Former NLA Director Benjamin O’Connor introduces Shape, a new venture helping places cut through strategy overload by bringing people, priorities and plans together to create clear, coordinated action for the way urban life is changing.After a decade at NLA, much of it spent talking about the future of cities, it feels both familiar and slightly surreal to return with a new hat on. This time I am here to share something new that I am building which feels like the logical start to the next chapter.
The starting point for
Shape is simple. Too often, places are rich in strategies but struggle with alignment. Shape exists to bridge that gap. We help cities, institutions and partners make sense of what they already have, bring people and priorities together, and turn fragmented plans into clear pathways for action. This feels particularly important at a moment when the rhythm of city life is shifting.
Hybrid working has quietly rewritten the daily choreography of our urban centres. The commute has not disappeared, but it has become more intentional. People travel in less often, and when they do, they expect much more. At the same time, leisure trips, culture and social life increasingly draw people into cities, while also keeping them rooted in local high streets closer to home.
On top of this sits the pressure to decarbonise, retrofit instead of demolish, grow regional productivity, strengthen night-time economies, support local culture and still balance the books. It is no surprise that places now have an overabundance of strategies. Many point in the right direction, but few truly pull together.
What I hear again and again from local authorities, developers, business improvement districts and cultural organisations is not “we need a new strategy”. It is “we need what we already have to add up.”

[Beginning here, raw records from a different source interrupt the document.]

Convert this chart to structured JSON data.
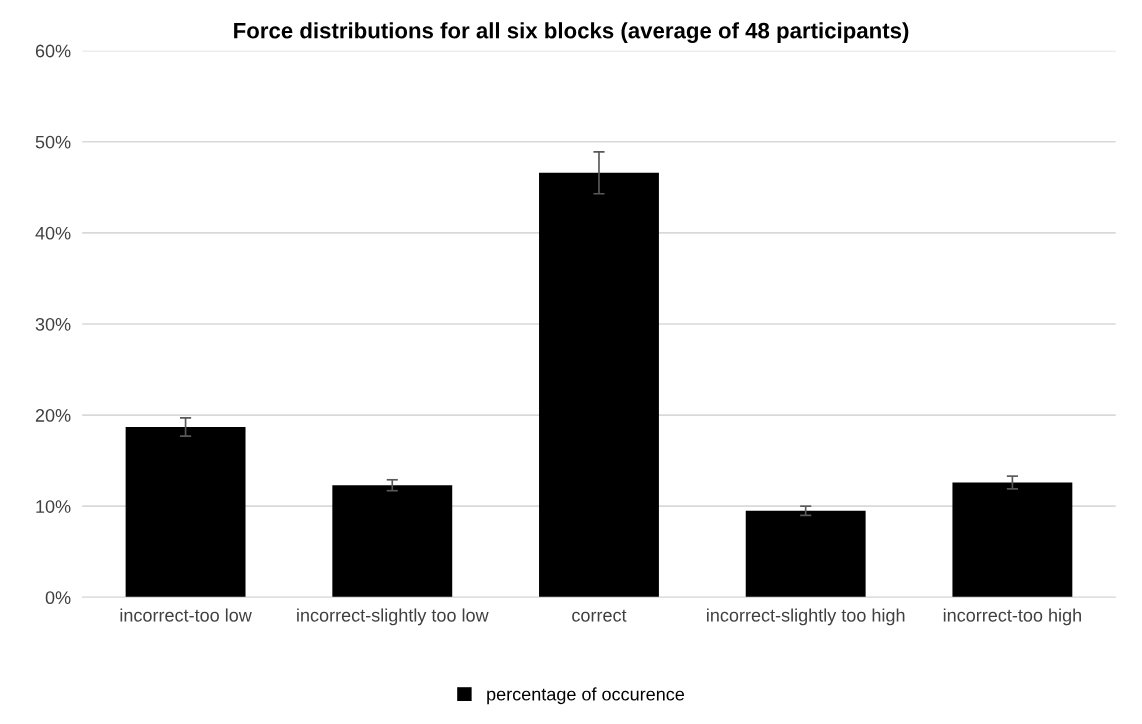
{
  "chart_data": {
    "type": "bar",
    "title": "Force distributions for all six blocks (average of 48 participants)",
    "categories": [
      "incorrect-too low",
      "incorrect-slightly too low",
      "correct",
      "incorrect-slightly too high",
      "incorrect-too high"
    ],
    "series": [
      {
        "name": "percentage of occurence",
        "color": "#000000",
        "values": [
          18.7,
          12.3,
          46.6,
          9.5,
          12.6
        ],
        "errors": [
          1.0,
          0.6,
          2.3,
          0.5,
          0.7
        ]
      }
    ],
    "ylim": [
      0,
      60
    ],
    "yticks": [
      {
        "value": 0,
        "label": "0%"
      },
      {
        "value": 10,
        "label": "10%"
      },
      {
        "value": 20,
        "label": "20%"
      },
      {
        "value": 30,
        "label": "30%"
      },
      {
        "value": 40,
        "label": "40%"
      },
      {
        "value": 50,
        "label": "50%"
      },
      {
        "value": 60,
        "label": "60%"
      }
    ],
    "grid": "y",
    "legend": "bottom"
  }
}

This is the gap Shape aims to fill. Instead of arriving with a shiny new document, we begin with what already exists. We help teams make sense of overlapping plans, surface shared intent and turn that into a clear story about people and place with a practical route to delivery.
Sometimes this means bringing economic development, culture, regeneration, housing and transport colleagues into the same room and mapping how their priorities intersect on an actual street corner. Sometimes it means helping a private sector partner understand how they can support an emerging knowledge hub or leisure cluster. Often it is about making choices: what we will not do, as much as what we will.
The prize for getting this right is bigger than any single project. Cities that join up their strategies will attract talent, investment and visitors, and spread those benefits more fairly across their neighbourhoods and communities.
NLA has always been at its best when it convenes people who do not normally talk to each other and gives them a shared language for the city. Shape grows directly out of that spirit. We want to help places move from beautifully written plans to confident, coordinated action, turning complexity into clarity and strategies into somewhere you can stand on a Thursday afternoon and feel the difference.
I am excited to be doing this alongside the NLA community and to see what we can shape together next.